Each system was equipped to work on two cameras, using calibrated lenses and Vinten heads.  The video management was handled by a Thomson Mixer, which also providing the keying functionality, and the system also boasted a VIM – Video Insertion Module – for virtual videowalls / Jumbotrons.

Because of the way the tracking algorithm worked, we were able to setup virtual graphics on any 2D plane, without the need for any previous visits or measurements, with no restrictions to work within a set field of play.  Using just the tracked lens and some laser rangefinders for measurements, we were able to calibrate the systems anywhere.

Over the six years or so that we used EPSIS, we were fortunate to cover a wide range of sports and events, from providing concentric circles on the World Indoor Bowls Championships to the first ever use of a virtual world record line during the Athens Olympics in 2004.

Other sports included Horse Racing, Athletics, Football and Tennis but probably the most ingenious use of the system came at Murrayfield on April Fool’s Day, when we were asked to superimpose a giant Saltire on the entire pitch, with just one small corner left ‘unpainted’.  During the build-up on ‘Grandstand’ they cut to a shot of the groundsman with a bucket of paint and large brush finishing off the last corner, before the Auld Enemy arrived for the Calcutta Rugby match.

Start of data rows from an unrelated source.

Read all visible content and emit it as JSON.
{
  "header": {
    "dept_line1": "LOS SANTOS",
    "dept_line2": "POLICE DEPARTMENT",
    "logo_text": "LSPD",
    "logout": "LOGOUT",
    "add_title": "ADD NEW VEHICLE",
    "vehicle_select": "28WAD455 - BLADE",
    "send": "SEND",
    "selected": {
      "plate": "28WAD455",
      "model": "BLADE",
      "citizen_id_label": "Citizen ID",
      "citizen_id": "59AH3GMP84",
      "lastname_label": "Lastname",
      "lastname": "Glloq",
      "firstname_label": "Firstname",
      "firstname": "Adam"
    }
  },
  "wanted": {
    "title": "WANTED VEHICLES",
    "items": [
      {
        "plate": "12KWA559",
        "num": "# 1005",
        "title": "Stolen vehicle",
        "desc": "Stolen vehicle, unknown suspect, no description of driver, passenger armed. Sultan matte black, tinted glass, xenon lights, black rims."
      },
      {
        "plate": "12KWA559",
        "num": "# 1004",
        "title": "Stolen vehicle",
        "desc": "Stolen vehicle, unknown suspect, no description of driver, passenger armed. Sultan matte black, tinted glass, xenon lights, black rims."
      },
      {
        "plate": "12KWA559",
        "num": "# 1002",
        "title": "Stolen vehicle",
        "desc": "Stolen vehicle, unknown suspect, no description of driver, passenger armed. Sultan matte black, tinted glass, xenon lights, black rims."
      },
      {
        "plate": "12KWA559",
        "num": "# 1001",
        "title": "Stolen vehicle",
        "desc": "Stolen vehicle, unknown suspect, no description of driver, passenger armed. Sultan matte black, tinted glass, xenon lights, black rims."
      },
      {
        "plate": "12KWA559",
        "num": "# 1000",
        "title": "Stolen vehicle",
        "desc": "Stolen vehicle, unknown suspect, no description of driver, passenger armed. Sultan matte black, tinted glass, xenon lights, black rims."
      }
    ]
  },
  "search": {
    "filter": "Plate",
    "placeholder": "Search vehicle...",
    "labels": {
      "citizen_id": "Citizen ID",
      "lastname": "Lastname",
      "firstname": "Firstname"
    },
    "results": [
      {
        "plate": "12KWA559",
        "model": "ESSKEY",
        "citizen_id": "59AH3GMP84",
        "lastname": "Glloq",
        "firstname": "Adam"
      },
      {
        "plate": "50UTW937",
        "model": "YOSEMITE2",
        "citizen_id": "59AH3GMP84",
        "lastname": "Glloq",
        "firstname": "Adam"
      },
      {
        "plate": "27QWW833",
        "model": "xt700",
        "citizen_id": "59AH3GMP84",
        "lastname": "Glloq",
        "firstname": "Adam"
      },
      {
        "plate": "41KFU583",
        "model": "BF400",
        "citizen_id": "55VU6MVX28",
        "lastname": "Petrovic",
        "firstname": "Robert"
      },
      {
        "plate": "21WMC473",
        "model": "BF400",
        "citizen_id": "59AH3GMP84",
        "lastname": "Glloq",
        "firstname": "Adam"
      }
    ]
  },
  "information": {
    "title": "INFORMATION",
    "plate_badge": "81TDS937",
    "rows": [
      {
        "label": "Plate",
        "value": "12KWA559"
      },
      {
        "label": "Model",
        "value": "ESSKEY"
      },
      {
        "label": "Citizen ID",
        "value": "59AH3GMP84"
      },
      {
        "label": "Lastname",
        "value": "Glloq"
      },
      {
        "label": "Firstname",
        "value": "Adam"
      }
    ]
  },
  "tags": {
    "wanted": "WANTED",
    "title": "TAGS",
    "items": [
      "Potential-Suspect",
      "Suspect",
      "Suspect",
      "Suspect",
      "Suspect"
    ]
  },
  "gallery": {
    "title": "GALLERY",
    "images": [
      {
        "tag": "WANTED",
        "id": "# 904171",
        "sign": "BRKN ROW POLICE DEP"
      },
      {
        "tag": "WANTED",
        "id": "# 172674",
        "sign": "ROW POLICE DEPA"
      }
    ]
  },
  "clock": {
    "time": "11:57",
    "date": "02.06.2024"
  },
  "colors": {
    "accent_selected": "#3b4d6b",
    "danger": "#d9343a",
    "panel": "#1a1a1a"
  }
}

Around this time BBC Broadcast, as they were then, started to develop their own system, called Piero.  We worked closely with the development team to help them turn the R&D project into a working system that could be used on OBs – we vividly recall the first outing of Piero to a cold Northampton Saints ground in February, where the Development team were first introduced to tea from a polystyrene cup.

We now use virtual & augmented reality on many, many major sport productions and we are proud to have helped pioneer the technology along the way.